Thursday 28 April 2022

#457 - Holiday Reading 2022: Bullseye: Perfect Game

I must confess, I really thought that Black Bolt, having followed These Savage Shores, Black Panther vs. Deadpool and Sheriff of Babylon.

However, as mine and my family's holiday came to an end, I found a final bit of time for one last (short) comic series.

My final read of the weekend was Bullseye: Perfect Game #1 and 2 by Charlie Heston, Shawn Martinbrough, Lee Loughridge and  Jeff Eckleberry. This (very) mini-series focused on the Marvel Universe's greatest assassin and his 'year off' where he went off the gris and performed no kills. However, this was no holiday as Daredevil's arch-nemesis took on a job to kill a baseball player, but planning it in such a way that meant he'd have to become a baseball pitcher, all to keep things interesting.

I don't actually remember when I picked up the first issue of this series, although I do recall that it had been a free issue that I had found on the old Comixology (RIP). However, upon reading it way back when, I certainly found it to be an interesting read and one which warranted me to pick up the second issue, which I did during a BOGOF sale along with the last three issues of Boba Fett is Dead.

So, obviously, it has been a long time since I bought the second issue but I certainly wish that I had read this mini-series sooner because Bullseye: Perfect Game was, in full, a really great and captivating read.

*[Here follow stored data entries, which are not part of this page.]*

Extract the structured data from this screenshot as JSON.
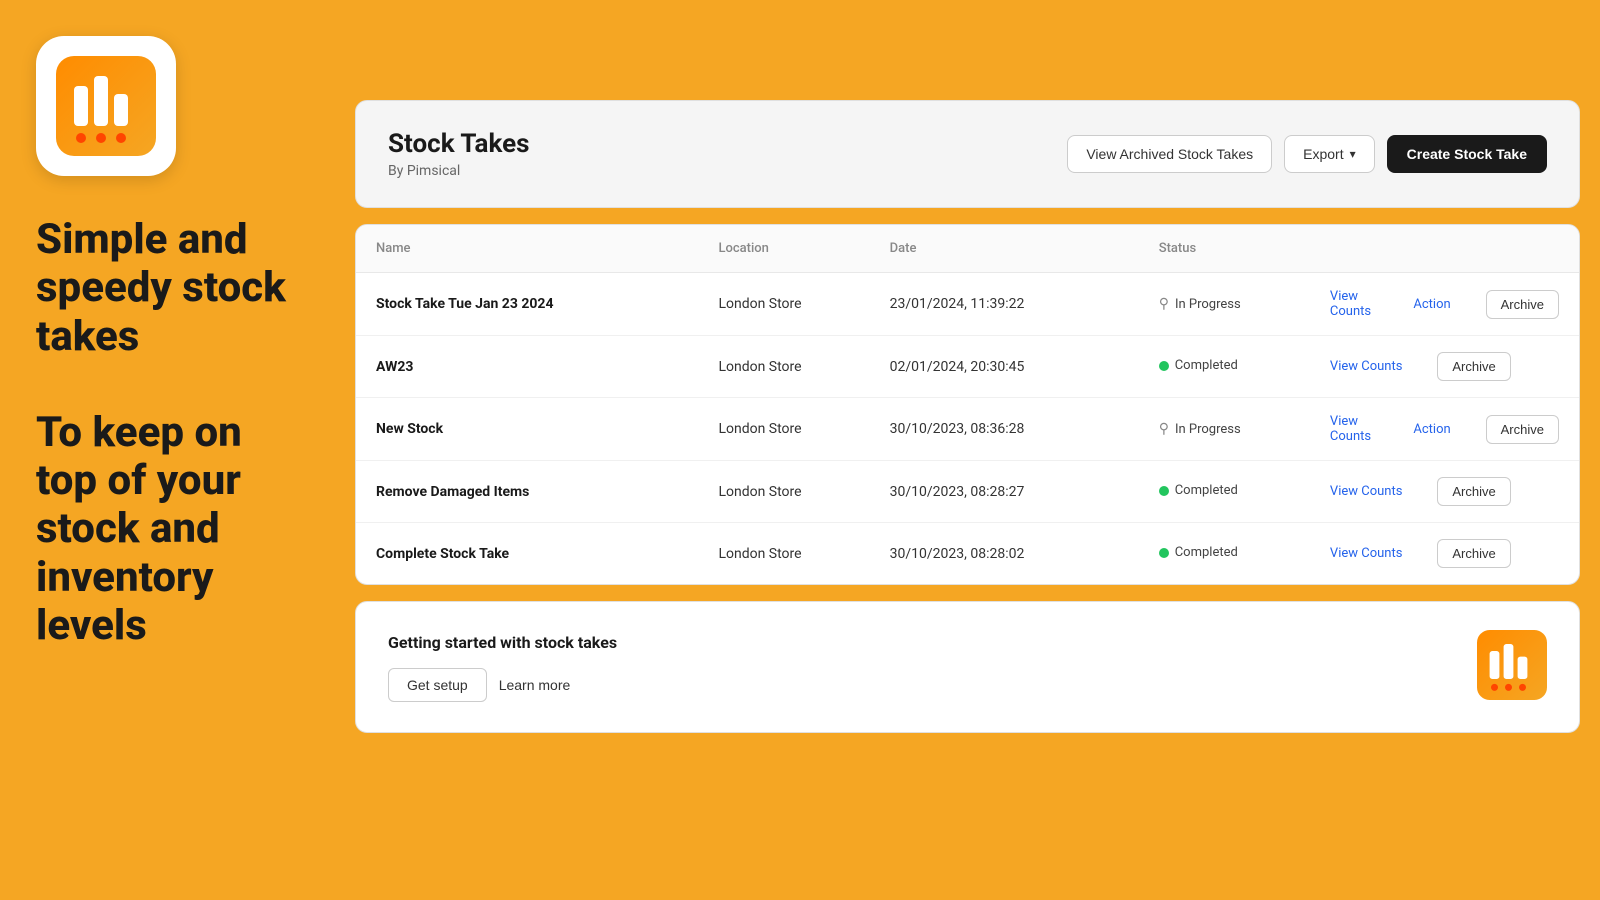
{
  "brand": {
    "name": "Pimsical"
  },
  "left": {
    "tagline1": "Simple and speedy stock takes",
    "tagline2": "To keep on top of your stock and inventory levels"
  },
  "header": {
    "title": "Stock Takes",
    "subtitle": "By Pimsical",
    "btn_view_archived": "View Archived Stock Takes",
    "btn_export": "Export",
    "btn_create": "Create Stock Take"
  },
  "table": {
    "columns": [
      "Name",
      "Location",
      "Date",
      "Status",
      ""
    ],
    "rows": [
      {
        "name": "Stock Take Tue Jan 23 2024",
        "location": "London Store",
        "date": "23/01/2024, 11:39:22",
        "status": "In Progress",
        "status_type": "in_progress",
        "has_action": true
      },
      {
        "name": "AW23",
        "location": "London Store",
        "date": "02/01/2024, 20:30:45",
        "status": "Completed",
        "status_type": "completed",
        "has_action": false
      },
      {
        "name": "New Stock",
        "location": "London Store",
        "date": "30/10/2023, 08:36:28",
        "status": "In Progress",
        "status_type": "in_progress",
        "has_action": true
      },
      {
        "name": "Remove Damaged Items",
        "location": "London Store",
        "date": "30/10/2023, 08:28:27",
        "status": "Completed",
        "status_type": "completed",
        "has_action": false
      },
      {
        "name": "Complete Stock Take",
        "location": "London Store",
        "date": "30/10/2023, 08:28:02",
        "status": "Completed",
        "status_type": "completed",
        "has_action": false
      }
    ],
    "btn_view_counts": "View Counts",
    "btn_action": "Action",
    "btn_archive": "Archive"
  },
  "getting_started": {
    "title": "Getting started with stock takes",
    "btn_setup": "Get setup",
    "btn_learn": "Learn more"
  },
  "colors": {
    "bg": "#F5A623",
    "primary_btn": "#1a1a1a",
    "completed_dot": "#22c55e",
    "link": "#2563eb"
  }
}
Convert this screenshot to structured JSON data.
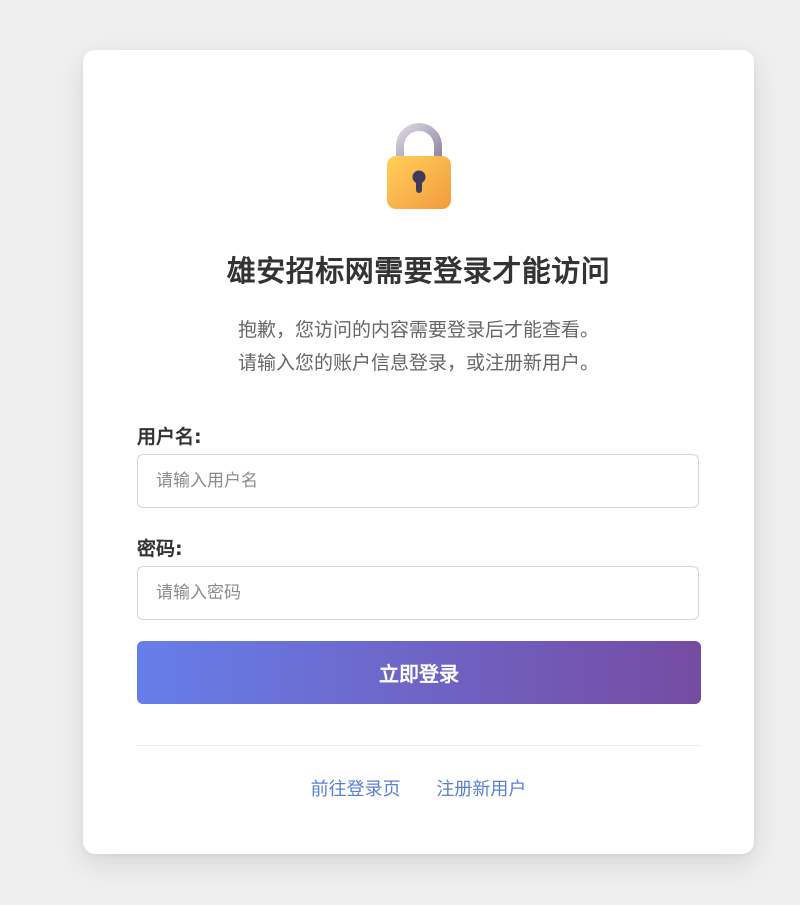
{
  "page": {
    "title": "雄安招标网需要登录才能访问",
    "description_line1": "抱歉，您访问的内容需要登录后才能查看。",
    "description_line2": "请输入您的账户信息登录，或注册新用户。"
  },
  "form": {
    "username_label": "用户名:",
    "username_placeholder": "请输入用户名",
    "password_label": "密码:",
    "password_placeholder": "请输入密码",
    "submit_label": "立即登录"
  },
  "links": {
    "goto_login": "前往登录页",
    "register": "注册新用户"
  },
  "icons": {
    "lock": "lock-icon"
  },
  "colors": {
    "button_gradient_start": "#667eea",
    "button_gradient_end": "#764ba2",
    "link": "#5b7fd6",
    "title": "#333333",
    "text": "#666666"
  }
}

I really enjoyed the way Charlie Heston told this story, with a narrator of Bullseye's missing year, in the form of someone writing his biography or an interviewee on some behind the magic documentary. 

However, what I really enjoyed was how this mini was much depth it gave Bullseye's personality, turning him from an almost 2D maniac that I've always seen him in the past into something a little more fleshed out as everything he does with his talent is simply to stave off boredom (it also helps sell me Bullseye's role during the first of the Waid/Samnee runs a lot better in hindsight).

Shawn Martingbrough and Lee Loughbridge's art collaboration, meanwhile, is equally impressive to me. This is because, it has a real Michael Lark/Mitch Gerads feel to it in which I think gives a tremendously real and lived in look. I think this helps tell the story because, under any other name, you'd wouldn't think this is a superhero/villain story but simply a reminiscing (for want of a better word) about a mysterious killer or a seemingly real conspiracy theory. That said, the art also reminds me a lot of Alex Maleev's work, which I think places it perfectly within one of the best Daredevil runs around (thus adding credence to its place as part of canon)

In the end, Bullseye: Perfect Game is a really good read. In fact, given its obscurity (from my point of view), I'm surprised by how good it actually is. I guess it's a reminder that there are still plenty of hidden gems put there in comics.